Borges a écrit dans son histoire "Funes, el memorioo": "La vérité est que nous vivons en différant tout ce qui peut être différé; peut-être savons-nous tous que nous sommes immortels et que, tôt ou tard, tout homme fera tout et sait tout." Cette phrase mémorable semble venir d'une idée de Schopenhauer, le philosophe préféré de Borges.

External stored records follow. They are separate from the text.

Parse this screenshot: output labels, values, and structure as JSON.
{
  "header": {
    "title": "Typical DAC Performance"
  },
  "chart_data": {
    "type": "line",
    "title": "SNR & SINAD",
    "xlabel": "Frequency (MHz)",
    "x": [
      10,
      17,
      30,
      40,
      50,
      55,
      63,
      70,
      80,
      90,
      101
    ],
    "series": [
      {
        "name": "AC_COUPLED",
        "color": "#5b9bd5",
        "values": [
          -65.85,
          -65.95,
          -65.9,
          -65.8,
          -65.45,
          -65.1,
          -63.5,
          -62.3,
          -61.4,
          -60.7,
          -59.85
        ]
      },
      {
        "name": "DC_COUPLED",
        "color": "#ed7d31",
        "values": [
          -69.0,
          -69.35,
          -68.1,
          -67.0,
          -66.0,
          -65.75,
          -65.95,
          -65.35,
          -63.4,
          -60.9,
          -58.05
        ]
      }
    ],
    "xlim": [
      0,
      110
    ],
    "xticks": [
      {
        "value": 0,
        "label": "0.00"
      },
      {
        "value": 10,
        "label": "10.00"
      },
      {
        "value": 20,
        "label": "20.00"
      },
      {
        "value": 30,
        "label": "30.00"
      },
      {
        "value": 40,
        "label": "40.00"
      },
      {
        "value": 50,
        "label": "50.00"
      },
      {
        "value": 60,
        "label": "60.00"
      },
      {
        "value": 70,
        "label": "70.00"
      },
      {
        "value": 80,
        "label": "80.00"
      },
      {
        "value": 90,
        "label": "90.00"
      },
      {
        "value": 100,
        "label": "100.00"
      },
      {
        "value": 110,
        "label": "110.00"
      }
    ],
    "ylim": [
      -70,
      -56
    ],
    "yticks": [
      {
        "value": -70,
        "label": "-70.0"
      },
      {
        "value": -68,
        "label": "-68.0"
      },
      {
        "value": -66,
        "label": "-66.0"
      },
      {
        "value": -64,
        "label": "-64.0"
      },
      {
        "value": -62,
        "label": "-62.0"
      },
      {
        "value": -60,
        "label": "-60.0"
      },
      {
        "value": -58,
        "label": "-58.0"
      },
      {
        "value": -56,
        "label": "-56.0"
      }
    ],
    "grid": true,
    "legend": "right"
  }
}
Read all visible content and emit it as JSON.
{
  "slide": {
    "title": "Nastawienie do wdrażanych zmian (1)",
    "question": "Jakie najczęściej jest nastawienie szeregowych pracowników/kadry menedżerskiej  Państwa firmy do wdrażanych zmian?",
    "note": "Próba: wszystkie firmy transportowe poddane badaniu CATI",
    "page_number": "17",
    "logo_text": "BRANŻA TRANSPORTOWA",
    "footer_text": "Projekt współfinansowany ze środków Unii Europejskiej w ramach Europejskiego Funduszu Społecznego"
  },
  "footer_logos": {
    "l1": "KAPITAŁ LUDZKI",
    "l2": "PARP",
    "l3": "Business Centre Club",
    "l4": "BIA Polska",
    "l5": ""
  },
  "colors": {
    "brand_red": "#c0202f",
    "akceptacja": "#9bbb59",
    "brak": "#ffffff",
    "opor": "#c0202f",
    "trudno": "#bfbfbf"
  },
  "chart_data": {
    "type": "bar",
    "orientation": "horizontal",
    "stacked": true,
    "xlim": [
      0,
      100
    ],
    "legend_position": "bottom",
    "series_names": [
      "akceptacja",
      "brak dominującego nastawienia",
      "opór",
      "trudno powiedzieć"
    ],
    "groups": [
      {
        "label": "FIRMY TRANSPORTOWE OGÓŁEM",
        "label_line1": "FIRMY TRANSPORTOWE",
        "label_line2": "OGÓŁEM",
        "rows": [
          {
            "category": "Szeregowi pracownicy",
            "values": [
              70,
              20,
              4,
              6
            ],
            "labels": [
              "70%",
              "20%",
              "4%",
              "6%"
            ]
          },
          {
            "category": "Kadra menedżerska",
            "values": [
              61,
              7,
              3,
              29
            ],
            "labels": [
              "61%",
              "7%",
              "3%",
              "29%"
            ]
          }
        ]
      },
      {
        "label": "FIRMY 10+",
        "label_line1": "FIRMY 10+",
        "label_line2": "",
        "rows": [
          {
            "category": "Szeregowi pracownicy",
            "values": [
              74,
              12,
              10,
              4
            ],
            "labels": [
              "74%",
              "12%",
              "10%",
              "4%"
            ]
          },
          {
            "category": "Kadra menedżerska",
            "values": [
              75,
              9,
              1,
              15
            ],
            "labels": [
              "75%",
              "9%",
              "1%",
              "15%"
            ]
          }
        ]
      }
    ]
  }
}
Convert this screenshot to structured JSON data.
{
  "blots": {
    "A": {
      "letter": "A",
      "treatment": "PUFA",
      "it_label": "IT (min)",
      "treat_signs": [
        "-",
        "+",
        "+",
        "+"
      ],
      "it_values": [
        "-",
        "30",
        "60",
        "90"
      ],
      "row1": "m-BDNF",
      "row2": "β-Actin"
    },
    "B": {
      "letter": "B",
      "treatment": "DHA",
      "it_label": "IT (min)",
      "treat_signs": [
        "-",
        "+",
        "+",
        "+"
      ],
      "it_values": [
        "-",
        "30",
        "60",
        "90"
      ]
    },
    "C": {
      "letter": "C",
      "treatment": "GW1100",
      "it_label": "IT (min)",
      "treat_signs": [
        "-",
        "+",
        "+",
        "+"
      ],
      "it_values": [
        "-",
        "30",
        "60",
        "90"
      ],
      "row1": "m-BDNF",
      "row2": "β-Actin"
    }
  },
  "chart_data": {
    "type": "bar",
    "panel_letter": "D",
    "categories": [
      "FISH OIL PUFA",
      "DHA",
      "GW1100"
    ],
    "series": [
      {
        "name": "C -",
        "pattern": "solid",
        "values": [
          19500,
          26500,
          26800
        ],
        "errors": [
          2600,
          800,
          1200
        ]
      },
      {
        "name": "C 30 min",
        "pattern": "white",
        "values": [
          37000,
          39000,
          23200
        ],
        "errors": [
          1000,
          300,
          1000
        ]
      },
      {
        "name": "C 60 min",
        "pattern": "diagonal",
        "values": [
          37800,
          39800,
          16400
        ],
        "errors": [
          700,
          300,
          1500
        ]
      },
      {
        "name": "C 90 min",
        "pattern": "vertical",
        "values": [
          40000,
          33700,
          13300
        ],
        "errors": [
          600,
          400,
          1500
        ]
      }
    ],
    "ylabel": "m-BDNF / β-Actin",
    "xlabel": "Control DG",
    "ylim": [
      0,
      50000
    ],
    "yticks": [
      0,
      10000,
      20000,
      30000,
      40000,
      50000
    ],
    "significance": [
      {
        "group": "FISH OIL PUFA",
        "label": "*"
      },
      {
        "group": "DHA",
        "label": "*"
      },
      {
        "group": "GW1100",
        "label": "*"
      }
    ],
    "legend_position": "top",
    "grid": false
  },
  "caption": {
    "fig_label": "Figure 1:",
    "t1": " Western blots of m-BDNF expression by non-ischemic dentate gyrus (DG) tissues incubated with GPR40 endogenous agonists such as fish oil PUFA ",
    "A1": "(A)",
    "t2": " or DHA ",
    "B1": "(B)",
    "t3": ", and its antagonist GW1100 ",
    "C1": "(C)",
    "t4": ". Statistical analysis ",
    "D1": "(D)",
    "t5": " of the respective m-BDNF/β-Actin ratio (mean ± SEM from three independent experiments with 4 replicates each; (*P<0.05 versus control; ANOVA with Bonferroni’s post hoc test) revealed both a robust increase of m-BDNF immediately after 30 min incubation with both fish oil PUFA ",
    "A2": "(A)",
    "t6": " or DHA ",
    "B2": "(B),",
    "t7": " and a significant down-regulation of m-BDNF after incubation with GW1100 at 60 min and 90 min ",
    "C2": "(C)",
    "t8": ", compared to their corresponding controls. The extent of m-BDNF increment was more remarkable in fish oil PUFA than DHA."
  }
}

Dans le monde comme volonté et comme représentation, le philosophe allemand écrit:

Aussi en lui, comme chez l'animal qui ne pense pas, prévaut en tant qu'état durable cette conscience intime de devenir nature, une sécurité en vertu de laquelle la pensée ne s'inquiète pas, notamment de l'homme, mais que chacun continue à vivre comme s'il y avait le faire éternellement; au point de donner l'impression que personne n'est vraiment convaincu de la certitude de sa mort, sinon il ne pourrait pas y avoir une telle différence entre son humeur et celle d'un criminel condamné à la peine capitale ; mais chacun reconnaît cette certitude dans l'abstrait et dans la théorie, mais la laisse de côté, comme d'autres vérités théoriques qui ne s'appliquent pas à la praxis, sans les assumer dans leur conscience vitale.

( Traduction de Roberto Aramayo )

Schopenhauer ajoute que cette volonté de vivre, qui s’identifie à l’ensemble de l’existence, est probablement ce qui a donné naissance aux diverses croyances selon lesquelles «la persistance de l’individu après la mort». Le philosophe suggère que nous ne croyons pas vraiment en l'ultimatum de la mort, car la même volonté qui est la chose en soi que nous sommes et qui s'exprime dans toute la nature nous fait croire que nous sommes immortels (bien que individus, mais comme volonté, comme vie pure).

Carl Jung, un autre penseur fortement influencé par Schopenhauer (le philosophe qui a le plus anticipé les idées de l'inconscient de Freud), note à plusieurs reprises dans ses écrits que les gens ont tendance à croire que la mort n'est pas la fin de leur existence, presque un instinct. d'immortalité Pour Jung, cet instinct provient du Soi, l'archétype qui transcende l'ego mais ne se manifeste que par l'individualité.

Pour Schopenhauer, la peur de la mort n'est que la pression exercée par le moi, la même individualité, qui résiste à cesser d'exister, mais la volonté elle-même et le sujet transcendant existent éternellement. Ce qu’il est réellement, ne meurt pas ou ne naît pas strictement, n’apparaît que sous le voile de l’individualité, dans le monde de la représentation ou des phénomènes, de la même manière que l’âme du vedanta tombe dans l’ignorance de sa propre nature - qui est Atman, sujet universel transcendant identique à l'absolu ou à Brahman - et est expérimenté en tant qu'individu avec une conscience attachée à un corps. Mais lorsque le voile de la maya ou cette dissimulation du réel sont retirés, il se réveille alors du rêve de devenir la réalité de la conscience absolue (Brahman), laquelle est pour Schopenhauer une volonté inconsciente plutôt que la conscience ou la raison. Mais le philosophe est conscient que nier l'individu accéderait à un état dans lequel toutes les choses sont et sont connues, auquel Borges lui-même fait référence dans sa phrase. Il existe cependant une autre différence importante dans la pensée des Upanishad et celle de Schopenhauer: la notion centrale trouvée en Inde de la continuité de l'âme ou d'un agrégat mental et de son conditionnement existentiel éthique, la réincarnation par rapport à vos actes (karma). Pour Schopenhauer, l'individu peut aspirer au maximum à faire l'expérience de l'absolu dans la vie en pratiquant l'ascèse ou à s'immerger dans l'éternité des idées par la contemplation esthétique. Son immortalité, comme ce fut probablement le cas pour Aristote, est impersonnelle. C’est pourquoi il est considéré comme un philosophe pessimiste. Néanmoins, il n’est pas trop difficile de subvertir ses pensées avec certains de ses propres passages pour trouver un certain réconfort philosophique, en pensant non au rien que nous serons en tant qu’individus, mais en général: Nous sommes déjà comme cela existe dans un présent éternel.